Don Mike’s black eyes opened slightly and his slack lower jaw tightened in a ghastly little grimace.  The transported Pablo seized him and shook him furiously, meanwhile deluging Don Mike with a stream of affectionate profanity that fell from his lips like a benediction.

“Listen,” Don Mike murmured presently.  “Pablo’s new litany.”

“Rascal!  Little, wicked heretic!  Blood of the devil!  Speak, Don Miguel.”

“Shut up!  Took your—­time—­getting me—­out—­confounded ditch—­damned—­lazy—­beggar—­”

Pablo leaped to his feet, his dusky face radiant.

“You hear!” he yelled.  “Senor Parker, you hear those boy give to me hell like old times, no?”

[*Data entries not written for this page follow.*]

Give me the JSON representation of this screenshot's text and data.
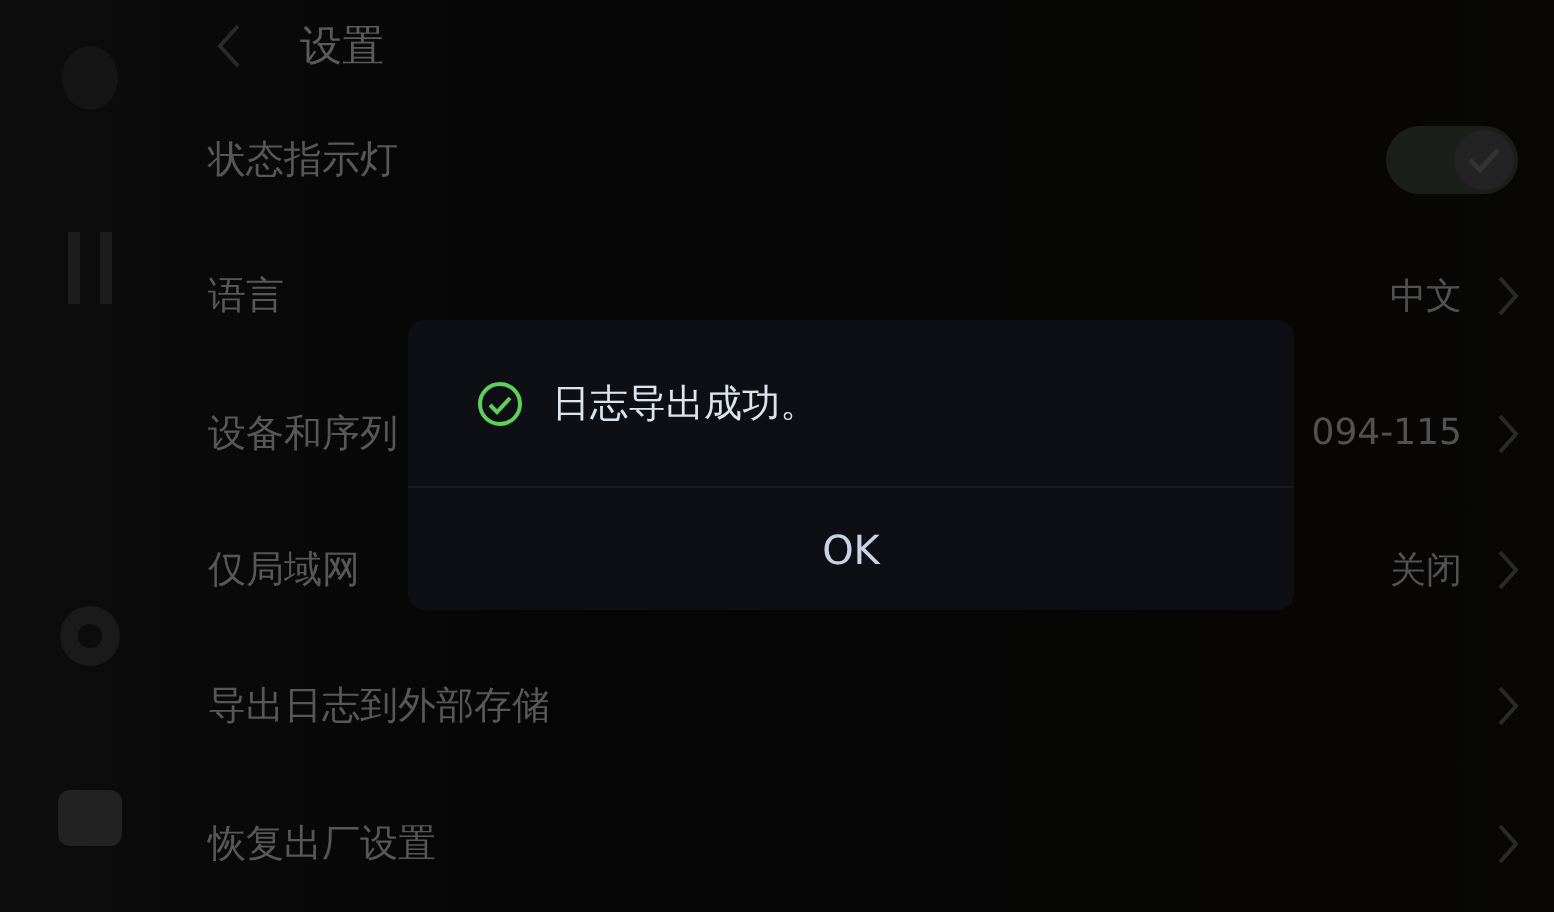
{
  "header": {
    "title": "设置"
  },
  "settings": [
    {
      "kind": "toggle",
      "label": "状态指示灯",
      "on": true
    },
    {
      "kind": "link",
      "label": "语言",
      "value": "中文"
    },
    {
      "kind": "link",
      "label": "设备和序列",
      "value": "094-115"
    },
    {
      "kind": "link",
      "label": "仅局域网",
      "value": "关闭"
    },
    {
      "kind": "link",
      "label": "导出日志到外部存储"
    },
    {
      "kind": "link",
      "label": "恢复出厂设置"
    }
  ],
  "dialog": {
    "message": "日志导出成功。",
    "button": "OK"
  }
}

“You ran—­you colorado maduro good-for-nothing—­left me stuck in—­ditch—­let bushwhacker—­get away—­fix you for this, Pablo.”

Pablo’s eyes popped in ecstasy.  He grinned like a gargoyle.  “You hear those boy, senor?” he reiterated happily.  “I tell you those boy he like ol’ Pablo.  The night he come back he rub my head; yesterday he poke the rib of me with the thumb—­now pretty soon he say sometheeng, I bet you.”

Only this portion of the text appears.